This paper describes the development of a multiplex PCR assay for the detection and differentiation of malaria parasites combined with NALFIA to enable fast and easy readout of the results. This assay has been shown to be sensitive and specific and the readout with NALFIA is straightforward.
The assay was evaluated in three different phases. First, the analytical sensitivity and specificity was assessed and found to be very good, although the detection of P. vivax was slightly less sensitive than the detection of P. falciparum which is likely caused by the lower parasite densities present in a P. vivax sample.
Next, the robustness, reproducibility and repeatability of the assay was tested in the ring trial. This phase is often not performed in diagnostic test development and evaluation but it can give extremely valuable results. The current trial has shown, for example, that although in general the reproducibility of the assay was acceptable, there were differences in the results. Laboratory 3 failed to correctly identify some of the samples. Although the overall agreement between the laboratories was good, it was striking that laboratory 3 identified more samples as negative or a mono-infection, pointing to a reduced sensitivity of the assay in this laboratory. The exact mechanism behind this reduced sensitivity in this laboratory was not further investigated and can be the result of a variety of factors altough all reagents, samples and materials were provided to the laboratory and were the same as the other laboratories received. It should be noted that this was the only laboratory that performed the amplification on a Biorad-CFX Real-Time PCR machine, whereas the other laboratories used conventional PCR machines. The Real-Time machinery has a variable ramping time which can be installed manually whereas the other conventional PCRs have fixed ramping times and are therefore comparable in this respect. It was however not investigated whether or not the Real-Time PCR machine was the cause of the slightly poorer results but it cannot be excluded. This issue would not have would not have surfaced if a ring trial had not been performed. In all three laboratories and in the field evaluation, use of the NALFIA as a readout system was received enthusiastically by performers and was carried out without any particular difficulties.
In the final field evaluation, the sensitivity, specificity and predictive value of the assay was studied in a moderate transmission area for P. falciparum and P. vivax parasites. In this study the results of PCR-NALFIA were compared to both microscopy and RDT. Although microscopy is often considered to be the gold standard, it is not sensitive enough compared to PCR or other molecular diagnostics and may consequently obscure the results of the specificity of the assay under investigation . RDTs are even less sensitive but were used in this study to compare the performance of the PCR-NALFIA with another assay that is used on a day-to-day basis . Because of these limitations the discordant results were also analysed by a sensitive nested PCR. This study showed that PCR-NALFIA performs very well for the detection of P. falciparum and is as sensitive and specific as microscopy and PCR. The assay was also very sensitive compared to RDT and was able to pick up all samples over 50 parasites/ul that were found positive in microscopy. For P. vivax, the microscopy performed in this study was more sensitive although some samples that were found negative with microscopy were found positive in PCR and confirmed positive with the nested PCR as well. The microscopy performed extremely well in this study and it is therefore essential to mention that the protocol used for slide reading is different from the one that is used as standard in routine care, and which is usually less sensitive.
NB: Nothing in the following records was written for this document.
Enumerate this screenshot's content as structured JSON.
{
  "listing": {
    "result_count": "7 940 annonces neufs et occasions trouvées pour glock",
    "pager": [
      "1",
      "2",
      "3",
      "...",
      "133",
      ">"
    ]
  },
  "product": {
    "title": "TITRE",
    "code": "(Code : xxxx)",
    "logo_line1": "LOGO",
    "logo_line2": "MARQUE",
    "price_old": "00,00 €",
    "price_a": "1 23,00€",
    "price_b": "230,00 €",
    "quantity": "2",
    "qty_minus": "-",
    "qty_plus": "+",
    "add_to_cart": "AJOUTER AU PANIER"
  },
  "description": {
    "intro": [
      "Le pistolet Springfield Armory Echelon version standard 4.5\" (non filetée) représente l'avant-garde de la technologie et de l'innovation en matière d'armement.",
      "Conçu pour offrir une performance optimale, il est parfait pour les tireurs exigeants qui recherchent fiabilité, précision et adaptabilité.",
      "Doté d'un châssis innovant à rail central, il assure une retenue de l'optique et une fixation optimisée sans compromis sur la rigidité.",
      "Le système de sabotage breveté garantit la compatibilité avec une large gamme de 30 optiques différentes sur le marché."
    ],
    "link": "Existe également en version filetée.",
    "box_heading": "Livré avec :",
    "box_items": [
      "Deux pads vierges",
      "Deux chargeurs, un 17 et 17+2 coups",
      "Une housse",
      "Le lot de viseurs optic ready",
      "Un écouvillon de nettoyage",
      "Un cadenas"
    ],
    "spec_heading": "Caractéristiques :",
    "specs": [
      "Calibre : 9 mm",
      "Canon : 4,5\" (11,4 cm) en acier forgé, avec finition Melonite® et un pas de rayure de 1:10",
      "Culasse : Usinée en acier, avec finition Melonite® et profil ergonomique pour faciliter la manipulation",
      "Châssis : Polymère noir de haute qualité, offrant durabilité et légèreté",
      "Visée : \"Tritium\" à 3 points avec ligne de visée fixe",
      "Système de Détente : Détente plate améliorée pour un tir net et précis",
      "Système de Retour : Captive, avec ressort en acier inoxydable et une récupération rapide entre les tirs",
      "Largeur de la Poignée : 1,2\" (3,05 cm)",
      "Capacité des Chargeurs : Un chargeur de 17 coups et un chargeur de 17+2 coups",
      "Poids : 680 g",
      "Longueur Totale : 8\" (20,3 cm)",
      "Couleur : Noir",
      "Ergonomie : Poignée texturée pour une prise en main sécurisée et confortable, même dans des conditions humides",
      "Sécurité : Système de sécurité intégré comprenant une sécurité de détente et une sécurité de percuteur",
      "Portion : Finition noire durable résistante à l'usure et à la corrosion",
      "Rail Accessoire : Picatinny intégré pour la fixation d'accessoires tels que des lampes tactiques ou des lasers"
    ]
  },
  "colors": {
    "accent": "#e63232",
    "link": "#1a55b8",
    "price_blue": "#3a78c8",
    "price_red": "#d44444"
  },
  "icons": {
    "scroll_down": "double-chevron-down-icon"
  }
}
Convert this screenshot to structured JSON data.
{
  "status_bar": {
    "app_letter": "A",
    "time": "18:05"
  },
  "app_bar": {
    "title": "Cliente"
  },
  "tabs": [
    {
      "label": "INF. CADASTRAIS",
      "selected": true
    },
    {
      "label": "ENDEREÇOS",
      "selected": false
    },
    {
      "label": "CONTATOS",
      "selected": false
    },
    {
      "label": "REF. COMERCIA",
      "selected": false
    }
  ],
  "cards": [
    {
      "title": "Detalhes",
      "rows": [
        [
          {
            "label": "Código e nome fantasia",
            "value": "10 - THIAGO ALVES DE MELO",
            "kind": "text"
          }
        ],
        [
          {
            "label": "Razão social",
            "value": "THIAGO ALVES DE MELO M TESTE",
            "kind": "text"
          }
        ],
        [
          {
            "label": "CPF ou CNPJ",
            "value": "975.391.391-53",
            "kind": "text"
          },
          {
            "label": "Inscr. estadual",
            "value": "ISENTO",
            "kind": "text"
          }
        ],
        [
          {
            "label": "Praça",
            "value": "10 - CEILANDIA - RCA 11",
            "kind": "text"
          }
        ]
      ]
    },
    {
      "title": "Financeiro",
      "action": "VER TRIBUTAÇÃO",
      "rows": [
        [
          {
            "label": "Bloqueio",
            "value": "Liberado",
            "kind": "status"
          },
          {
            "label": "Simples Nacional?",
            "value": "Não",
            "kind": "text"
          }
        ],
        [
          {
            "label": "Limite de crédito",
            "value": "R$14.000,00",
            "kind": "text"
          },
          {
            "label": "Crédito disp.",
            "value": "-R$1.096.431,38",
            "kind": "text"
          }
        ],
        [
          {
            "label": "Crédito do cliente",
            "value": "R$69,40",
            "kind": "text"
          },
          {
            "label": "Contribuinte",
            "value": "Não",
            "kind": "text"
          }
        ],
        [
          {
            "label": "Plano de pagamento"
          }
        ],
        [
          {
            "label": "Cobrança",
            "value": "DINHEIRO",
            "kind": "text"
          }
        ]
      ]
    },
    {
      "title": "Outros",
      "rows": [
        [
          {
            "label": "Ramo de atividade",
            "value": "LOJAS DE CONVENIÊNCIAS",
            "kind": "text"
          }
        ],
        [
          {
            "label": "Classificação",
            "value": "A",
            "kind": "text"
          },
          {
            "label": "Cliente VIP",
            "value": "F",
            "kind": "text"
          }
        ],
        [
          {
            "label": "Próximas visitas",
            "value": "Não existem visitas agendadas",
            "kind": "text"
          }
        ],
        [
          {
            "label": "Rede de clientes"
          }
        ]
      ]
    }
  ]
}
While it was not observed in the present study, a possible concern might be the risk of contamination when a PCR sample is transferred to the NALFIA device. Altough this could partly be circumvented by performing the PCR set up and amplification in one room and do the read-out in another, a closed system in which no leakage to the environment is possible should be the next step in the development. Another current disadvantage is that this assay relies on PCR technology for amplification, which demands electricity. This does not have to be a problem if the assay is going to be performed in a setting where constant supply of electricity can be guaranteed. However, if one desires to use this assay in more remote settings in which no constant supply of electricity is available, alternative platforms that are less dependent on electricity, such as LAMP  or NASBA , could be considered. Nevertheless, although these assays are generally considered to be sensitive and specific they should be subjected to a thorough analysis on their robustness, reproducibility, repeatability and user-friendliness before implementation can be considered.
The current NALFIA strips were produced by a manufacturer specialized in the production of lateral flow devices and because of the large amount of strips produced the price for the NALFIA strips is around €0,50 cent. The final costs will depend on the quanitity of devices produced. This will also depend on the shelflife of the NALFIA devices. This has not been extensively studied in this study but the devices used were performing well up to a period of 6 months after dispatching at room temperature.
Even though all reagents and materials were provided by the developers of the assay and the technicians that performed the assay, in both the ring trial and laboratory evaluation, had previous experience in molecular techniques, no training on the current protocol was given. This shows PCR-NALFIA is a user friendly procedure that can be performed with no or little extra training.
The assay in its current format, or slightly modified with more sensitive detection of P. vivax, could be an excellent tool for epidemiological studies on prevalence or distribution of parasites. In addition, it could be used as a screening tool at regional level for malaria control programmes especially in countries with declining transmission . Molecular tools have been shown to be especially valuable in areas where there is moderate to little transmission  and PCR-NALFIA may be a straightforward method to implement.